The grapefruit is under the broiler, where I check on it every now and then to let it achieve its desired level of carmelization. It’s starting to look good. I can’t wait to try it. Meanwhile, two eggs are gently bobbing along in a pot of boiling water. I’m soft boiling them, like Claire showed me a while back. I can finally stand eggs again, a couple of weeks after Whole30’s month-long eggstravaganza.

The grapefruit is done. The two halves look Pinterest-picture-perfect on my plate. I decide to try a bite while waiting on the egg timer to ring, so I dig in. Except. Oh. I don’t have a grapefruit spoon. This isn’t going to work. I get a paring knife and try to cut around the segments, like you can do. The grapefruit is boiling hot, but I manage it carefully, going once around the circumference and then in between each segment. I try again. No.
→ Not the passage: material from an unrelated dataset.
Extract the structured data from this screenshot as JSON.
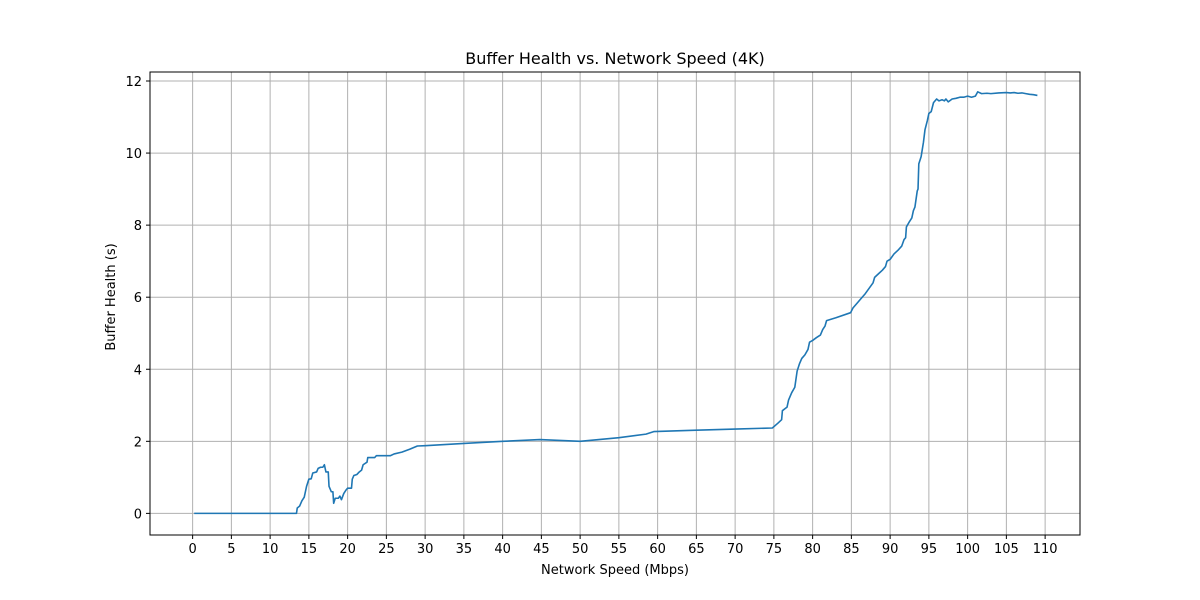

What I have in front of me, see, isn’t really a grapefruit anymore. It’s a bowl, made of grapefruit peel, filled with boiling hot grapefruit juice and some clumps of pulp. It’s inedible. It may taste great, but I literally am not able to eat it unless I want to slurp hot grapefruit soup out of my spoon.
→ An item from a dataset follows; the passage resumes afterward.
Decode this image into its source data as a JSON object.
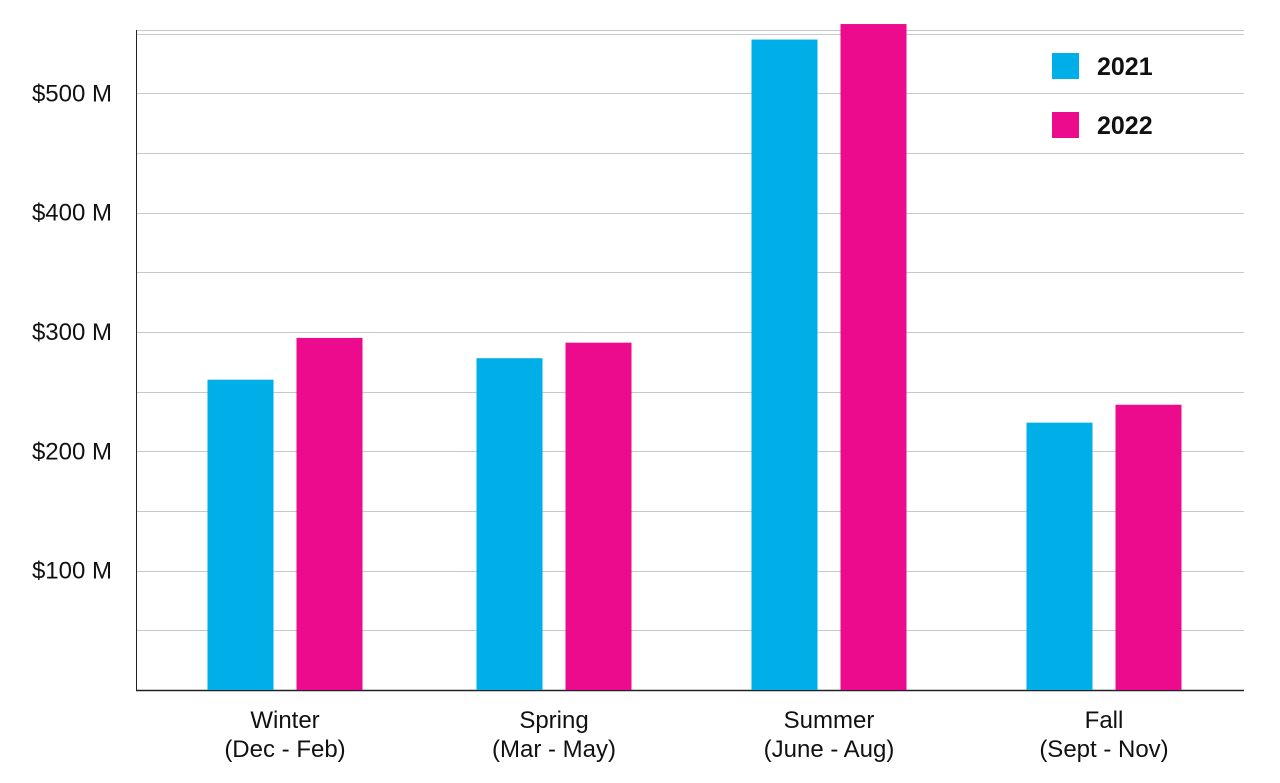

I should have known. Trying to recreate Pinterest recipes is never more than a fool’s errand. At least I have soft-boiled eggs that’ll be ready in, oh, approximately NOW seconds. The timer rings. I toss the grapefruit catastrophe in the sink to deal with later, ignoring the explosion of boiling hot juice and pulp that blasts the entire kitchen when the fruit whomps softly against the side of the sink. My eggs are done. I’ve got to move fast. An extra few seconds in the boiling water may ruin them.

I put a bowl in the sink and run cold water into it, carefully removing one of the eggs from the pot of hot water with some tongs and promptly dropping it and the tongs into the sink. The egg cracks against the side of the cold-water bowl, its perfectly soft yolk dripping wetly out into the mess of grapefruit pulp and down the drain.

At this point, why not panic? I’ve already found two ways to ruin my breakfast. All hope may as well be lost. But no. Breakfast can be saved: there’s one egg left in the pot. The pot of boiling water. I’ve got to get it out before it overcooks. So I reach in and — NOT WITH YOUR HAND, DUMBASS.

So I reach into the sink and grab the tongs and save the egg. Which turns out to be perfectly cooked. And there is coffee ready, too. I may need a lot of it.